呑んだくれの下郎ながら本を読めるというだけでも、古本に感謝せざるを得ない。

偽書物の話(百一)

2017年08月09日 | 偽書物の話

   正直言えば、私は水鶏氏が翼卵している書物論を含味する遥か手前で留まっている。一語一語の言葉をいつまで追いかけても、氏が告げた書物の声を精彩なイメージに現像するのは不可能である。間に合わせの貧相なイメージを弄ぶ徒労に時間を費やすよりも、黒い本と向き合い、私にどんな声が届くのか、早くその声を見聞きしたい願望に歯止めが利かなくなっていた。なるほどそのきっかけになってはいるだろうが、既に書物論の新しい道筋は黒い本を遠く離れてしまっているので、私の手に本を戻すに何の差し障りもないのである。
   「客体として見出される自我は、平滑面に反射する鏡像ではありません。

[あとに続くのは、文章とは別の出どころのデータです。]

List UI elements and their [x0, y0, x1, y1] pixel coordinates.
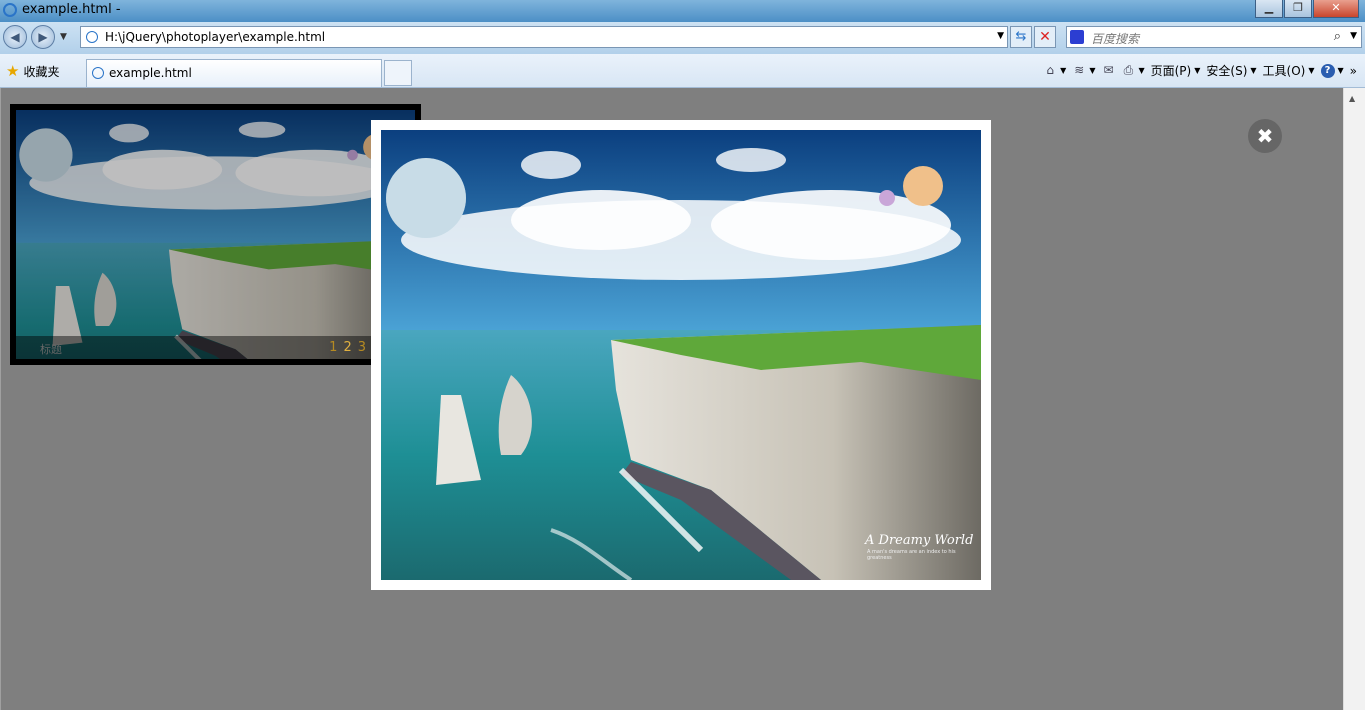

厄介なパラドックスの議論はすっかり捨象して、極々直感的にポンチ絵で思い描くと、この客体化の連鎖は、自覚の集合世界を逆入れ子式に進みます。同一集合の中にある諸々の事象は、発見された自我も引っくるめて、当該の集合本体を一個の要素元とする、より高次の集合へと包摂され、更に包摂運動は無限に連続して行く。この段階で、ひとまず有意識や無意識に達し得る、そのものとしての自立する経験相が混沌の中で一貫性を獲得します。」
   水鶏氏はいったん腰を浮かすと、もう一度背を深く椅子に据え直した。書物論のおさらいは暫く続く気配だが、私の心は見境なく黒い本へと傾いて行く。